First, why would school districts including an entire state or even an entire large city be particularly desirable? This seems unlikely to be an improvement, especially in light of the mess Shipp feels our state Department of Education has made in Georgia.

Secondly, why would Louis Gerstner Jr. be any more qualified to "reform" education in our state or in the United States than would any other citizen? Remember, all of the businesses that have participated in producing our current economic meltdown have and have had CEOs. I personally don't want my son, or any other student, educated by a statewide district. Talk about Big Business and Big Government at their worst.

Where in the state does Shipp find a collectively bargained teacher contract? I know of no teachers out on strike. I do know of professional associations active in promoting education in the state.

The Hall County Education Association has been working to promote better education since its organization in 1899. The Georgia Association of Educators has a heritage that goes back to 1867, and thereby predates the establishment of public education in the state.

How many classes has Shipp taught, and how is he an expert on how students should be instructed? What possible objection could a fair-minded individual have to citizens exercising their right to vote?

Teachers have not, to my knowledge, censured Shipp for voting for his hero, former Gov. Roy Barnes. Fair dismissal proceedings are used when a seasoned teacher faces possible dismissal. The teacher must have three years experience under full-time contract with a school system, and must have also signed the fourth contract to have fair dismissal proceedings.

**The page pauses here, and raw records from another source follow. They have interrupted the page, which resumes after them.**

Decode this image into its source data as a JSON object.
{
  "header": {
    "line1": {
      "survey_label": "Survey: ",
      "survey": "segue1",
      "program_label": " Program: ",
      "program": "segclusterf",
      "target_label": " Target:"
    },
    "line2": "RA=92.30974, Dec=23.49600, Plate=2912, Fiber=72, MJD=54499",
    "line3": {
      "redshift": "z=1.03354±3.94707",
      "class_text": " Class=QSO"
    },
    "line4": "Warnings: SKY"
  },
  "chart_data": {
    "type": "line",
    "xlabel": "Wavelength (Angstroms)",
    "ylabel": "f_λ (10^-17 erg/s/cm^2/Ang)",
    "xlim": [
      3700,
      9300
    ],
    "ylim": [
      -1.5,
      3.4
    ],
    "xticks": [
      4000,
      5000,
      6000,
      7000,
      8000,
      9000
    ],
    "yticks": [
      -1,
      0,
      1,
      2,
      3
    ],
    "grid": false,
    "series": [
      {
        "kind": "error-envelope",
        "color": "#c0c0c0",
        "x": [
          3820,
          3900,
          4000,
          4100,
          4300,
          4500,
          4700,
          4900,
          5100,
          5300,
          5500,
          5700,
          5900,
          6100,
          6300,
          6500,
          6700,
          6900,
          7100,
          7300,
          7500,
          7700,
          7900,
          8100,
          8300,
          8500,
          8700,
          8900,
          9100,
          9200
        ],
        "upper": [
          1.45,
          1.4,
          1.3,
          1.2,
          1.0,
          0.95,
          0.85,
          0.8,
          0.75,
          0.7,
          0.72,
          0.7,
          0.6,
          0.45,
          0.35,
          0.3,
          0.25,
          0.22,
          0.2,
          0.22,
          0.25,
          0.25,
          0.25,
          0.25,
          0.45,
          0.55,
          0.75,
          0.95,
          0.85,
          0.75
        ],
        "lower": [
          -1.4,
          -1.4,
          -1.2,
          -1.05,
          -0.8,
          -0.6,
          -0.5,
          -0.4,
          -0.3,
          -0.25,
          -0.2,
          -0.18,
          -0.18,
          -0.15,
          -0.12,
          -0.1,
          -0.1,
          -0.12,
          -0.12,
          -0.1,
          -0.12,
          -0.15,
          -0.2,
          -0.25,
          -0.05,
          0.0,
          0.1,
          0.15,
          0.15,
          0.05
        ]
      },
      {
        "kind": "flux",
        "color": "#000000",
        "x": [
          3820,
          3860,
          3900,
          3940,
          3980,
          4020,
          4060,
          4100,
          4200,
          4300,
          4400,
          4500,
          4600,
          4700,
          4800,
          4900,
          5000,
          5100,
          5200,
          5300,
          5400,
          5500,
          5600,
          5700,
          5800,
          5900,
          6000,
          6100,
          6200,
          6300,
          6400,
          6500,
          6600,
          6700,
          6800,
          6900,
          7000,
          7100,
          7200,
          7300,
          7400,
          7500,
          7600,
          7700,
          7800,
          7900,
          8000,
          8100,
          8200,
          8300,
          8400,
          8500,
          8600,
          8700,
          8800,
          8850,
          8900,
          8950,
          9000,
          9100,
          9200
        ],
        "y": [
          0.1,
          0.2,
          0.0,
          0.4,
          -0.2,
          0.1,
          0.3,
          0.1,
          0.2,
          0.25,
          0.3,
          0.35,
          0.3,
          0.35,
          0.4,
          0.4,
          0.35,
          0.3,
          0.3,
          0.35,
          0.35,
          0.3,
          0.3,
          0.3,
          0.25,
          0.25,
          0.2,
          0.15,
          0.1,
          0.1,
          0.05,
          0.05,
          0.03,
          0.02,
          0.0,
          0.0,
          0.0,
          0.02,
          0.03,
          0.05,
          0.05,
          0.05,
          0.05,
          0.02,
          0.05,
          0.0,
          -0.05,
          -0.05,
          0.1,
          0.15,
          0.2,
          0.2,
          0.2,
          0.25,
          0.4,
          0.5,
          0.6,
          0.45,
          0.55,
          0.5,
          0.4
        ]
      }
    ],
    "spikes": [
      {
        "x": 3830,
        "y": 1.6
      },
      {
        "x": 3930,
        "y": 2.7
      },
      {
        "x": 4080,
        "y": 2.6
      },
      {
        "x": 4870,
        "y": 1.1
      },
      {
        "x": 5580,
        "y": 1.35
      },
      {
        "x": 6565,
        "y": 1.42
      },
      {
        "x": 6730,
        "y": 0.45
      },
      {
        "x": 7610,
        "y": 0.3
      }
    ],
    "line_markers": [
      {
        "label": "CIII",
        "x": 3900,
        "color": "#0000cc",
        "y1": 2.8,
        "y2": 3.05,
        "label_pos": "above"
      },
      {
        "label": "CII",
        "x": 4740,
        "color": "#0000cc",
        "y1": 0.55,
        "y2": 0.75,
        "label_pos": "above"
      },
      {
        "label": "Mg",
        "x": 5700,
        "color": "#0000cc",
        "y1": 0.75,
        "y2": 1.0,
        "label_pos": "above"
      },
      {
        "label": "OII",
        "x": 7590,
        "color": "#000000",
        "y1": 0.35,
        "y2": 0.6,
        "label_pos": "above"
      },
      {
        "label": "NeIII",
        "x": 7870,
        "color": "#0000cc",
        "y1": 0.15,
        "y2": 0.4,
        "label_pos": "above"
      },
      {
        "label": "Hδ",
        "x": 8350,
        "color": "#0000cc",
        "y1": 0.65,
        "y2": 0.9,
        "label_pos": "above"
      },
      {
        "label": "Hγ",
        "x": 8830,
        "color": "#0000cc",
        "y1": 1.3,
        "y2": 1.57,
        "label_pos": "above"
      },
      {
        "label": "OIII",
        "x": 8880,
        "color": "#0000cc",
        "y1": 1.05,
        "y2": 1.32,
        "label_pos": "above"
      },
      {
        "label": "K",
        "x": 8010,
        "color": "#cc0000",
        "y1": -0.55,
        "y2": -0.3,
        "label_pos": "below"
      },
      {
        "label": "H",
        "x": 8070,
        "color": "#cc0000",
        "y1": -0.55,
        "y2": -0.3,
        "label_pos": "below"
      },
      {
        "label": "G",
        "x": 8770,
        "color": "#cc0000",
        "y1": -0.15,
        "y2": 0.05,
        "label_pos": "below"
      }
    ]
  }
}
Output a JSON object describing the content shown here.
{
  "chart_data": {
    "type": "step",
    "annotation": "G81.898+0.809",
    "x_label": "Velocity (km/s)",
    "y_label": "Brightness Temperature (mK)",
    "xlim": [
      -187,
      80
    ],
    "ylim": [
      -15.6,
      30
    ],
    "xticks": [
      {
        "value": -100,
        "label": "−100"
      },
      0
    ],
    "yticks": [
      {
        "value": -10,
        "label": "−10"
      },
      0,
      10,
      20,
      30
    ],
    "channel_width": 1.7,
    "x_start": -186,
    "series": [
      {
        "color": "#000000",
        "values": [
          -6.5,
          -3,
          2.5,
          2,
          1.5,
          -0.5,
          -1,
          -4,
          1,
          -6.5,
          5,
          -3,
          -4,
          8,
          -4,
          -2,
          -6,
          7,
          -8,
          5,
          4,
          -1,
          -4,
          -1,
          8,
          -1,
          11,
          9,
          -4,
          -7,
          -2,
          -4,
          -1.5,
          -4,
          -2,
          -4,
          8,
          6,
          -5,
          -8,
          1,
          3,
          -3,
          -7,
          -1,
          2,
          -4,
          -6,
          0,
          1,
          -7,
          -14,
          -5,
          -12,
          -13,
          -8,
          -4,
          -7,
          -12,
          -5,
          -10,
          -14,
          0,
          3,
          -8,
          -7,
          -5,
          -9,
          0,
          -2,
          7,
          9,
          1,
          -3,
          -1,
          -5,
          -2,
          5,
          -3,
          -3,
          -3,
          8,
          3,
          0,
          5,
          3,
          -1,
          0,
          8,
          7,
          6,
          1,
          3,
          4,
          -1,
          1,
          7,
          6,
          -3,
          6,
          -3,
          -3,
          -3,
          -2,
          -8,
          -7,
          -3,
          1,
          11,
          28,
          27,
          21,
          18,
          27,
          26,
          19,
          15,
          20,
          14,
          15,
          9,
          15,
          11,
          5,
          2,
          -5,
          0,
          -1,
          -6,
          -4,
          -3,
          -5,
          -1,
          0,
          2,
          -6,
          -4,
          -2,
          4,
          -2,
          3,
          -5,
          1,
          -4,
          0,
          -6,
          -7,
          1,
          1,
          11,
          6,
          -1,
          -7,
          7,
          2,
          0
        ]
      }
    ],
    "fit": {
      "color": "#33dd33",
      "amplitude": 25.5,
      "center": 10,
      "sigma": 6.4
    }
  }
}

Since the Barnes measures were aimed at new teachers, and there is a teacher shortage of many years standing (half of all new teachers leave the profession within the first five years), it seems unlikely that the answer to our state's shortcomings is to fire large numbers of seasoned teachers when replacements are scarce. These are not selfish or undeserved measures, nor are they at the expense of students. Teachers who cannot survive cannot teach, and are of no good to students. Perhaps Shipp would be well advised to consider that politicians who cannot survive are of little good to their constituents or parties.

But perhaps the greatest question of all: How in the world could Shipp's continued insistence upon injecting even more politics into education help a single student? After all, the "nitwit" teachers he is convinced pollute our classrooms make few or no curriculum decisions, and have little control over budgets other than to exercise their right to vote. Nay, those are decisions made since the 1870s by politicians, goaded frequently, no doubt, by journalists.

Playing partisan politics with our children's future is precisely what has gotten us where we are. Shipp's blame game is just one more play in the game of using our most valuable resource - the founders called them our "posterity" - as a political football. The transmission of knowledge should be an endeavor more noble than petty politics and blame games.

If Shipp would like to help with education, I suggest he spend less time pointing fingers and more time reading to a child. Even better, perhaps he could teach the child to read.